Ино- и противосказание, к которому прибегает Достоевский, подразумевает, что заведомые обмолвки персонажей на самом деле являются глубоко справедливыми высказываниями (Варвара Петровна говорит об «усыновлении» Хромоножки вместо того, чтобы сказать, что она хочет «удочерить» ее, и выдает этим лингвистическим ляпсусом связь ее мнимой заботы о Марье Тимофеевне с действительно волнующей ее мыслью о непутевом сыне; когда Кириллов, узнавший от Шатова о беременности Marie, косноязычно замечает по этому поводу: «Очень жаль, что я родить не умею <…> то есть не я родить не умею, а сделать так, чтобы родить, не умею… или… нет, это я не умею сказать» (444), то здесь Достоевский указывает на аутентичную природу идеи самоубийства, напрасно нацеливающей себя на то, чтобы заново начать человеческий род). И в обратном порядке: как будто бесспорные соображения персонажей в «Бесах» ошибочны (называя Шатова «московским славянофилом» (33), Степан Трофимович извращает постромантические, отнюдь не реставраторские убеждения своего оппонента).

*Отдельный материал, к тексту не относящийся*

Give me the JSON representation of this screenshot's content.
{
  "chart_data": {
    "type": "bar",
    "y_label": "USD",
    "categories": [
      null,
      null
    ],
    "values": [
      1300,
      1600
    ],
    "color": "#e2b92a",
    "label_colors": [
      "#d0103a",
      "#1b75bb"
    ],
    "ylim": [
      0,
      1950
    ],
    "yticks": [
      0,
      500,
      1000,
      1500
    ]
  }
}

В последних двух параграфах мы были непозволительно лаконичными. Стоит надеяться, однако, на то, что подробное изучение приемов, с помощью которых в «Бесах» конструируется ложная, обманывающая читателей повествовательность[185], со временем позволит описать стилистику Достоевского, с одной стороны, в духе изначальной интуиции о нем (в общем, правильной) как о «плохом писателе», а с другой — в соответствии с ревизионистскими попытками (также обоснованными) представить его в роли «гениального художника». Явление литературы вне литературности удовлетворяет сразу обеим названным оценкам.

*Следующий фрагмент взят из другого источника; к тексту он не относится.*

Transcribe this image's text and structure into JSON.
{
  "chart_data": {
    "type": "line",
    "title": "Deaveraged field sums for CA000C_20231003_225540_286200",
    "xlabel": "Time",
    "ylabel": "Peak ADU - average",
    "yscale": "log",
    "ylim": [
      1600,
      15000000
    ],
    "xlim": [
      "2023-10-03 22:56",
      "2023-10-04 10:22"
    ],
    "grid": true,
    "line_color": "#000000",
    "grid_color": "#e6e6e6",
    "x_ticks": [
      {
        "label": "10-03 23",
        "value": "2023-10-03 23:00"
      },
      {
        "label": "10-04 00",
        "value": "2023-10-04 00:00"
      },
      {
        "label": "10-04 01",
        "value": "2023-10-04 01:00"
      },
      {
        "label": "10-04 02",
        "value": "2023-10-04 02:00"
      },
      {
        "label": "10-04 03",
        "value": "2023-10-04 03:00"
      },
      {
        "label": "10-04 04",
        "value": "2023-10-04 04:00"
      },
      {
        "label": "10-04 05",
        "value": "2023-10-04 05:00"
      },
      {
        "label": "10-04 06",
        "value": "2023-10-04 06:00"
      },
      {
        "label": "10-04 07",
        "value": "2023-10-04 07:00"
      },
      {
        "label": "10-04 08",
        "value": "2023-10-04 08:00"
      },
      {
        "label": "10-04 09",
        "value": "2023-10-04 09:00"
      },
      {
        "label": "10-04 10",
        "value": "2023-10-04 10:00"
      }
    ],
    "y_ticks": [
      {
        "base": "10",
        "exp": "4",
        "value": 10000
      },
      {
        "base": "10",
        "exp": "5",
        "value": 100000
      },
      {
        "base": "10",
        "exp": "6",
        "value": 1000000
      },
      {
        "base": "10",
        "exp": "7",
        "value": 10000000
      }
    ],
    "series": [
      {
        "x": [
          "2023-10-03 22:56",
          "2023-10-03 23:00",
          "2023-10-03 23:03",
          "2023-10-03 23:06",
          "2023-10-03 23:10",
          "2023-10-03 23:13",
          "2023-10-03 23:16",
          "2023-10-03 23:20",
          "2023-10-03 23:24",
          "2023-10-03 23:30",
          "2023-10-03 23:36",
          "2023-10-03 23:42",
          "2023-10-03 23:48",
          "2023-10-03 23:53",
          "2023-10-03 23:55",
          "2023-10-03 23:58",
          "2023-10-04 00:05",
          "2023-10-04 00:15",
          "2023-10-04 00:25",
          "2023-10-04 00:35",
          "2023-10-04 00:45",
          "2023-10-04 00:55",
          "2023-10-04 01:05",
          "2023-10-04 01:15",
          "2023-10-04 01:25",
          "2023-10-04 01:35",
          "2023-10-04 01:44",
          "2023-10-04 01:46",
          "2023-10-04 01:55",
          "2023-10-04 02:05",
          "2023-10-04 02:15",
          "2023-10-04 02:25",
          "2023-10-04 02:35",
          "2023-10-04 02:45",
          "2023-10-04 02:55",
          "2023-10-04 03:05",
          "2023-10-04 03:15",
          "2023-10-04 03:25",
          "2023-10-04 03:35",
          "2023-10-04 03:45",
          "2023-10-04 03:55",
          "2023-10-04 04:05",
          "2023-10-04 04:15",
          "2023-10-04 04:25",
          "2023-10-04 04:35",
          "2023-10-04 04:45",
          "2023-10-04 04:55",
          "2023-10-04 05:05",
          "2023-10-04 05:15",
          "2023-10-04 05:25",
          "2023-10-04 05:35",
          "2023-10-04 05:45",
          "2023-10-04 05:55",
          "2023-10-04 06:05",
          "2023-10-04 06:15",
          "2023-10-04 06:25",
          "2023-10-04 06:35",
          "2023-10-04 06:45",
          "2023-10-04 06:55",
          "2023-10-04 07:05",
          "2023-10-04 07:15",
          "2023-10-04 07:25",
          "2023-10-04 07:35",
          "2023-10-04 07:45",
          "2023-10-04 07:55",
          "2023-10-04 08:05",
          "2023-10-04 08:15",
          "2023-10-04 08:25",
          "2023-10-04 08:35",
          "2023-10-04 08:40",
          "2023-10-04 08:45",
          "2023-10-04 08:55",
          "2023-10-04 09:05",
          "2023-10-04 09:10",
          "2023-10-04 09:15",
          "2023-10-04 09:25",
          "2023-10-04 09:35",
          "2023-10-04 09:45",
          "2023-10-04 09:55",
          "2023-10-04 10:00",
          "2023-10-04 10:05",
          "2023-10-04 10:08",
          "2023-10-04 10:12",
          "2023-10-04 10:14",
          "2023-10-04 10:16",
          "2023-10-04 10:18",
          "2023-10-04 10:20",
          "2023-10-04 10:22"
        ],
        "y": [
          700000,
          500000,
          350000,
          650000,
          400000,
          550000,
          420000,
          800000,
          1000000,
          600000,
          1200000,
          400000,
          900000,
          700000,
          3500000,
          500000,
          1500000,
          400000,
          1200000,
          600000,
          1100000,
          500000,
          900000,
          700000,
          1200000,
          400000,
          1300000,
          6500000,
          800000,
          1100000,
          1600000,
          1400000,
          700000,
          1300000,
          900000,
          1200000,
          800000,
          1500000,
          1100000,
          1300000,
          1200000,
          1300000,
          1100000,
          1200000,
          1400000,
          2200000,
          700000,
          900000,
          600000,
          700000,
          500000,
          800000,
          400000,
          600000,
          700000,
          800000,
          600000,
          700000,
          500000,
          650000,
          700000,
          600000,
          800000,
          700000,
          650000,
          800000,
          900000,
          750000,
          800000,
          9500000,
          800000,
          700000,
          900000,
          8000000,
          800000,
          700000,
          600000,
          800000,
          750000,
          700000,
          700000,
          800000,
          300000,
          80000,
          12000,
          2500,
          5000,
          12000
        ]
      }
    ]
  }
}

3.4. Касательно романа Достоевского нам остается сделать пару замечаний общего характера.

Ликвидируя сразу оба ведущих жанра реалистической литературы, нигилистический и антинигилистический, Достоевский совершал эдипальное нападение на авторитетность, которое в то же самое время отказывало эдипальности — как в ее триумфирующем (нигилизм), так и в ее фрустрационном (антинигилизм) вариантах — в праве на существование.

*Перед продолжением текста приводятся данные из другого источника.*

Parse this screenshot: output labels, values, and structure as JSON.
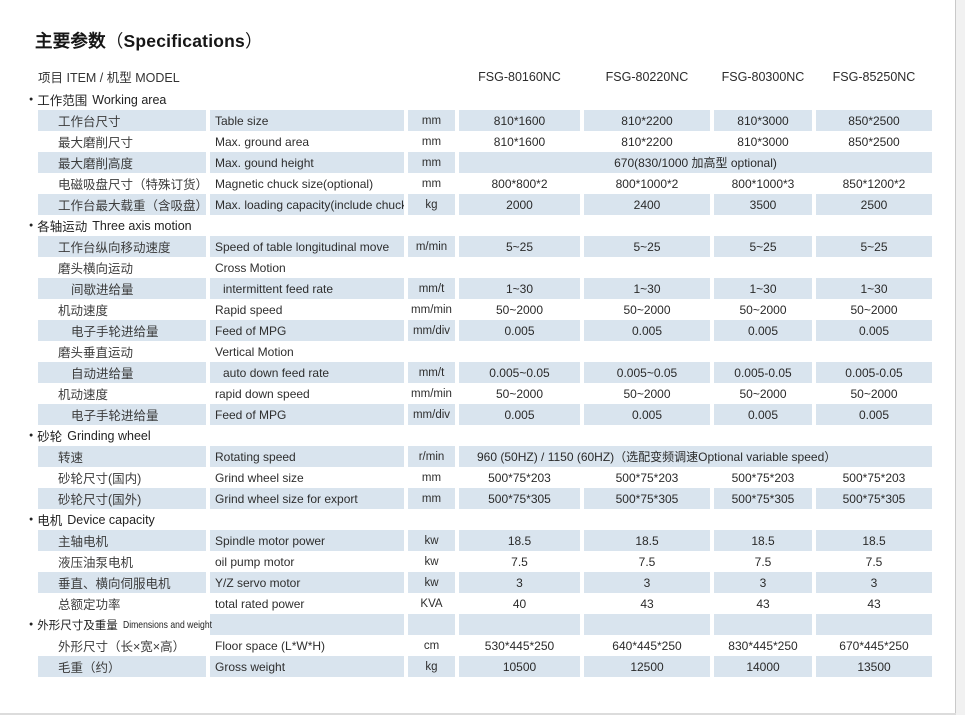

Литература исчерпывает себя не потому вовсе, что она «автоматизируется» в читательском восприятии, как думали формалисты. Она завершается не бездарно, но гениально: на вершине ее генеративных возможностей, на той высшей ступени, которой она достигает в стремлении превзойти самое себя. Она отменяет себя не в качестве предмета рецепции, но в качестве результата порождения. Она перестает повторяться в неповторимом тексте (каковым являются «Бесы», опустошившие всё и поэтому не допускающие никакой имитации). Литература прекращается не литературно (как того хотелось бы ее исследователям, что психологически понятно), она перерождается в трансэстетическое.

Выход Достоевского за пределы антинигилистического жанра убил жанр (оборвав род в изображенной «Бесами» действительности).

Непревзойденная гениальность «Бесов» в том, что они доказали возможность существования текста вне дискурса (в данном случае антинигилистического).

Проведенное Достоевским отрицание отрицания отрицания было вызовом культуре, которая смогла найти себя снова лишь в преодолении реализма 1840–80-х гг., в символизме и постсимволизме (авангарде), но так и не противопоставила ничего изобретенной автором «Бесов» постлитературности.

* * *

В заключении раздела об эдипальности суммируем все ее упоминавшиеся типы. Она имеет либо «позитивное» содержание (борьба ребенка с равным ему по полу родителем), либо «негативное» (выступление мальчика против матери и девочки против отца). Важно различать, далее, две формы, в которых дети мыслят себе победу над родителями. Одна из них авторитарна (ребенок ощущает себя как бы взрослым, который обладает правом доминировать над другими взрослыми), вторая — эгалитарна (ребенок инфантилизует родителей как равных ему и тем самым отнимает у них главенство в семье). Эдипальность, наконец, бывает и победоносной и фрустрационной. Говоря о последней, мы имеем в виду не самоотказ ребенка от эдипальной установки, совершающийся на кастрационной стадии, но такую эдипальность, осуществлению которой мешают какие-то внешние факторы, заставляющие ребенка признать, что он не самотворец, но всего лишь продолжатель рода.